Accelerating the pace of research

To make sense of vast amounts of biological data, researchers are developing AI tools that help with generating research ideas and code for analysis. These tools help them explore questions they wouldn’t otherwise have the time or technical expertise to pursue. 

The Consortium for Biomedical Research and Artificial Intelligence in Neurodegeneration (C-BRAIN) announced the launch of several open-source AI tools that help researchers scour published and unpublished studies and provide peer-review and feedback on grant proposals, manuscripts, and experimental design. 

At AAIC, researchers presented more tools that help researchers to analyze data.

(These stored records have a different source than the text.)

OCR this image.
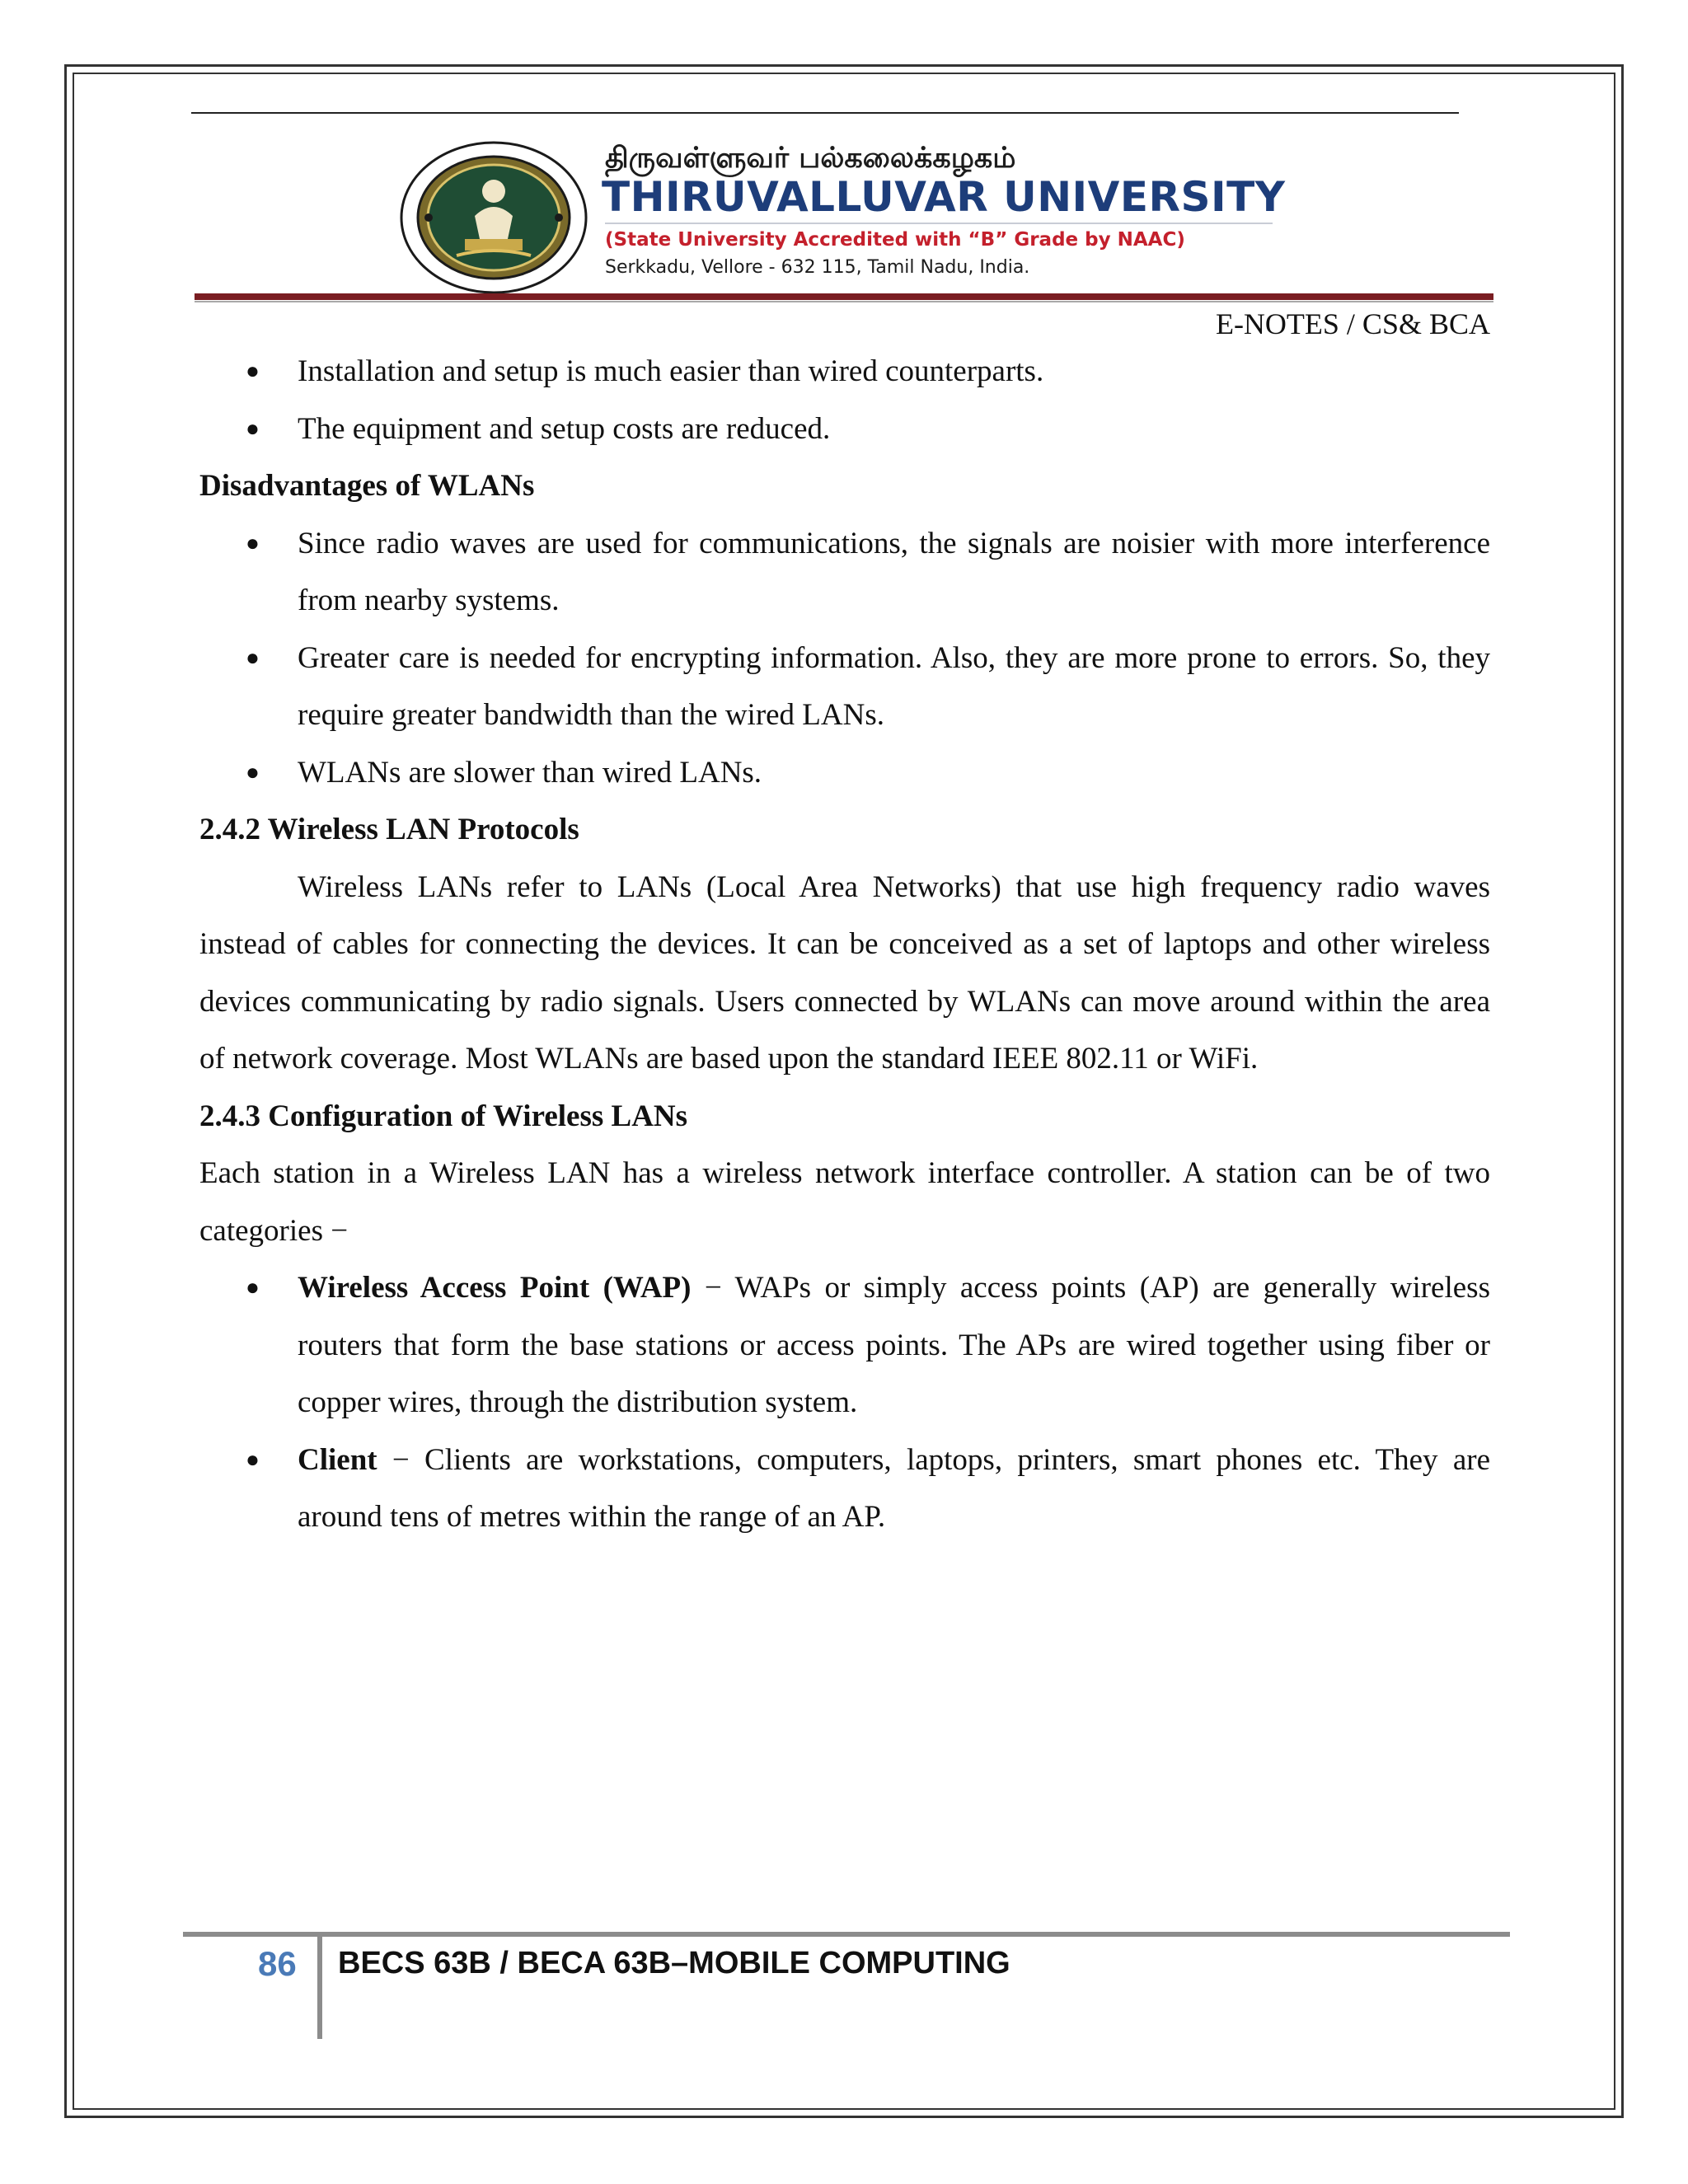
திருவள்ளுவர் பல்கலைக்கழகம்
THIRUVALLUVAR UNIVERSITY
(State University Accredited with “B” Grade by NAAC)
Serkkadu, Vellore - 632 115, Tamil Nadu, India.
E-NOTES / CS& BCA
● Installation and setup is much easier than wired counterparts.
● The equipment and setup costs are reduced.

Disadvantages of WLANs

● Since radio waves are used for communications, the signals are noisier with more interference from nearby systems.
● Greater care is needed for encrypting information. Also, they are more prone to errors. So, they require greater bandwidth than the wired LANs.
● WLANs are slower than wired LANs.

2.4.2 Wireless LAN Protocols

Wireless LANs refer to LANs (Local Area Networks) that use high frequency radio waves instead of cables for connecting the devices. It can be conceived as a set of laptops and other wireless devices communicating by radio signals. Users connected by WLANs can move around within the area of network coverage. Most WLANs are based upon the standard IEEE 802.11 or WiFi.

2.4.3 Configuration of Wireless LANs

Each station in a Wireless LAN has a wireless network interface controller. A station can be of two categories −

● Wireless Access Point (WAP) − WAPs or simply access points (AP) are generally wireless routers that form the base stations or access points. The APs are wired together using fiber or copper wires, through the distribution system.
● Client − Clients are workstations, computers, laptops, printers, smart phones etc. They are around tens of metres within the range of an AP.
86 BECS 63B / BECA 63B–MOBILE COMPUTING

Tyler Ard, an assistant professor at the University of Southern California, presented GINA, a research AI tool that could help them navigate aggregated dementia datasets involving more than 700,000 participants. GINA can help researchers find the right datasets to answer their research questions, develop code to analyze data, and search for other published information about a topic. Unlike other AIs, there is no blackbox. GINA shows every step of its work.

“This is not a replacement, this is a tool,” cautioned Ard. “You need to have an intelligent scientist driving this to get meaningful results.”

Duygu Tosun, a professor at the UCSF, developed another tool for interpreting massive databases of dementia data. Tosun and her team developed AlzNavigator to serve as a centralized hub for datasets containing more than 850,000 participants across various longitudinal studies. 

“The goal is to democratize discovery of the datasets by removing technical barriers,” said Tosun. 

FAQs

How is AI being used to detect Alzheimer’s disease early?2026-07-13T15:07:36-04:00

Researchers are using AI to test whether electronic health records might hold early clues about disease risk and also developing algorithms to get more information from brain imaging and more accurate blood tests. 

Can AI brain scans and blood tests replace traditional Alzheimer’s diagnostics?2026-07-13T15:07:58-04:00

No. The AI applications are still being validated. Blood tests aren’t replacing other diagnostics either and are currently used as a complement alongside neuropsychological testing, lumbar punctures, and regular brain scans. 

What are GINA and AlzNavigator in Alzheimer’s research?2026-07-13T15:08:17-04:00

GINA and AlzNaviatore are AI tools that help researchers analyze large datasets, generate new research questions, and speed up the research process.